As a university student, I – somewhat predictably – dabbled in student politics. I was as you can guess a member of Labour Students and held elected office on my Students’ Union as well. I was an odd mix of campaigns man and policy bod all rolled into one.
Now this was many moons ago now (before I started getting grey hair and a belly, both of which must be banished in the next 12 months), but to my recollection the campaigns we ran were either highly local (save the college bar!!!), highly egocentric (elect me ruler of the universe because I’m so damned good and clever and full of idealistic nonsense!!!) or highly selfish (do more stuff for students, for we are the future and we know what’s to be done!!!).
Even the national campaigns during my time were, to a large extent, self-centred ones. We spent a lot of energy talking about tuition fees and not having them imposed upon us.

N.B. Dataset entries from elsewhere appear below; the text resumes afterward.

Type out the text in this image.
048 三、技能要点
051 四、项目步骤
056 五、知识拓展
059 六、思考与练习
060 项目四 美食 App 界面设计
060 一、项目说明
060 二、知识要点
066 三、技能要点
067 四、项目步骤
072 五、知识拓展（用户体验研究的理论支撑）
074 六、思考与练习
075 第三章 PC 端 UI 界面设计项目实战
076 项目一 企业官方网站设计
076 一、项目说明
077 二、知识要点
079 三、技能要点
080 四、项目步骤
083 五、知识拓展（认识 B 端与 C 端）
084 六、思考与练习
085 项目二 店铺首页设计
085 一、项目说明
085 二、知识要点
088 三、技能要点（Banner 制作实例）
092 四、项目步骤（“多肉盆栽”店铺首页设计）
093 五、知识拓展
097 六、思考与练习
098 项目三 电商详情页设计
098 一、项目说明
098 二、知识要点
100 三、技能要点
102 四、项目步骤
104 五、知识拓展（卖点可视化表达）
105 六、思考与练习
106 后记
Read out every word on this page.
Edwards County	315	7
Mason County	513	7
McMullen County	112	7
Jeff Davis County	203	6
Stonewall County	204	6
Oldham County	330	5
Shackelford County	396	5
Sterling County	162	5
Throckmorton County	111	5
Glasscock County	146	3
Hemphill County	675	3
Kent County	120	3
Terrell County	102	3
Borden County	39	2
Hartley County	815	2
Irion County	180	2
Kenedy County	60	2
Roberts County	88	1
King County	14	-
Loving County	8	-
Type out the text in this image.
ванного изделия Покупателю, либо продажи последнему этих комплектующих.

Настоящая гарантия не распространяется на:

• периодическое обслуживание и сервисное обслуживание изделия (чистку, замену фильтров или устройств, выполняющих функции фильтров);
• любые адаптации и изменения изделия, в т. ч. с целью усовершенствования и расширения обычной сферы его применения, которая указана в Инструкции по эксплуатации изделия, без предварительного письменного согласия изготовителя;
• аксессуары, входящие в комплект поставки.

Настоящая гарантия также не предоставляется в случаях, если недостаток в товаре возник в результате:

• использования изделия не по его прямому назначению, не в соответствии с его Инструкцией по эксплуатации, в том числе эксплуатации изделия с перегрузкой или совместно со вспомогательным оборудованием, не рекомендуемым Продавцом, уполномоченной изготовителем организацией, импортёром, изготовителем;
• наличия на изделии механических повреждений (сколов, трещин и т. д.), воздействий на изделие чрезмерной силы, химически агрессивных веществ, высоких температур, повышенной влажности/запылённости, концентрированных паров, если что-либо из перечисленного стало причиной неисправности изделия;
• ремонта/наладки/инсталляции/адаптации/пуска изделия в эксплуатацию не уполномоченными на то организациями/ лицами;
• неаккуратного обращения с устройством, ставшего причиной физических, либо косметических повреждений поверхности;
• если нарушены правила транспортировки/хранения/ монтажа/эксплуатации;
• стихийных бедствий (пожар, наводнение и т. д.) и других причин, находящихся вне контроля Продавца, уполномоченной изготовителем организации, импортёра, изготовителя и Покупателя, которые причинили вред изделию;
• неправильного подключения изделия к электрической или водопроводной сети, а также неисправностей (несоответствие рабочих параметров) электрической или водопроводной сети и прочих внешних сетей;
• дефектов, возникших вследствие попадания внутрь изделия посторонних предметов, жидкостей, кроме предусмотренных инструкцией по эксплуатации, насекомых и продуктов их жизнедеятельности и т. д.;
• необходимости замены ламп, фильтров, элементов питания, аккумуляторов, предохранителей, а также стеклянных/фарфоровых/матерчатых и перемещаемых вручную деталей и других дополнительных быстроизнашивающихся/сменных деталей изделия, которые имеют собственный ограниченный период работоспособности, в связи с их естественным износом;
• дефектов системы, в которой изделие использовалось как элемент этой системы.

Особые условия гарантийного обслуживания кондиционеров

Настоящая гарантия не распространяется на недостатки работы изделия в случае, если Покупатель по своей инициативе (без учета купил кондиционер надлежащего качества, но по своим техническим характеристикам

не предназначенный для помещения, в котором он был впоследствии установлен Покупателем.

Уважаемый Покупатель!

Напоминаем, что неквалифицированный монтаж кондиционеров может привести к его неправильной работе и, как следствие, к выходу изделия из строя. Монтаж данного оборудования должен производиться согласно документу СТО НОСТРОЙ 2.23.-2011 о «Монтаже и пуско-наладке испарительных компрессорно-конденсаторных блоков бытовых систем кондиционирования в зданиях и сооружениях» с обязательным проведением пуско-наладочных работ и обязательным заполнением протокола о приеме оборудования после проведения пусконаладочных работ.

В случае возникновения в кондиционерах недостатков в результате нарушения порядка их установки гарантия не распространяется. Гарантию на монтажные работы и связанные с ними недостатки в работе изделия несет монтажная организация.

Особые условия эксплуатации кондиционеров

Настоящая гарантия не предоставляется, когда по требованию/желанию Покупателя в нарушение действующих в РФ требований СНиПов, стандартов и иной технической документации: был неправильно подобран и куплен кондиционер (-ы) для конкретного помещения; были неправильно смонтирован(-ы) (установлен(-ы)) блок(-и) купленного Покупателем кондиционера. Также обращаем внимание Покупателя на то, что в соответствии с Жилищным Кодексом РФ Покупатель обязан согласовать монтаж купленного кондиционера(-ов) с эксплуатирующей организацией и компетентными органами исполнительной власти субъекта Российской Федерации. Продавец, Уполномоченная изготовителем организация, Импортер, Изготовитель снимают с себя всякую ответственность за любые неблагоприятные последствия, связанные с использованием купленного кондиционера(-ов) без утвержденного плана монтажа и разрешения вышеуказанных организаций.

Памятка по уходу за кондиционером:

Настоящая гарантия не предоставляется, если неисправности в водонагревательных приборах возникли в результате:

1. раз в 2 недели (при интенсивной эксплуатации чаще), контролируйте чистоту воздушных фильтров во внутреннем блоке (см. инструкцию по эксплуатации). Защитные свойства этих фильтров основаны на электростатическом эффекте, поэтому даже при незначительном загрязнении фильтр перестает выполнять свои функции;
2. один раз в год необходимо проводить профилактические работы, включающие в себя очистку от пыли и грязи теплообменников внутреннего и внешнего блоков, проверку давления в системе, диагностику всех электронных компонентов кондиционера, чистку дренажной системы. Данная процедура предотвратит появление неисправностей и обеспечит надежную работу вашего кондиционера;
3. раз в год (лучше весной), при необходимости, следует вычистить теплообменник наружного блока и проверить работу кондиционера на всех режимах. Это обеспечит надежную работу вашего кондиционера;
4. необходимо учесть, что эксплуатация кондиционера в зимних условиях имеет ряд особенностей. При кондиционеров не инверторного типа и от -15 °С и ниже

Don’t get me wrong, Dear Reader. We made some excellent arguments about accessibility to education, a number of which have been borne out by the passage of time. But, nonetheless, the campaigns we ran were all about ‘us’. Which, with hindsight, saddens me a little despite the fact Labour Students is obviously a body that is going to campaign for students to some extent.
However, the current crop is different. This year, they’ve voted to run a campaign on the Living Wage. Given that the majority of them are going to go on to graduate and take on jobs of £25k or so, there’s almost nothing selfish about this campaign.
Very few students are likely to benefit from the introduction of Living Wage legislation beyond the three or four years they spend studying. This campaign is much more about improving the lives of those who mostly aren’t likely to have had the opportunity to gain a degree or further education qualifications. This is about the very poorest in society being allowed to earn an income that allows them some dignity and hope for the future instead of a hand-to-mouth existence. This Labour Student campaign is much more for ‘them’ than it is for ‘us’.
Which I like a lot. It’s what the Labour movement should be about. It’s about believing that by the strength of our common endeavour, we achieve more together than we do alone. It’s about social justice and equality of opportunity for all. It’s about improving life for the many and not the few.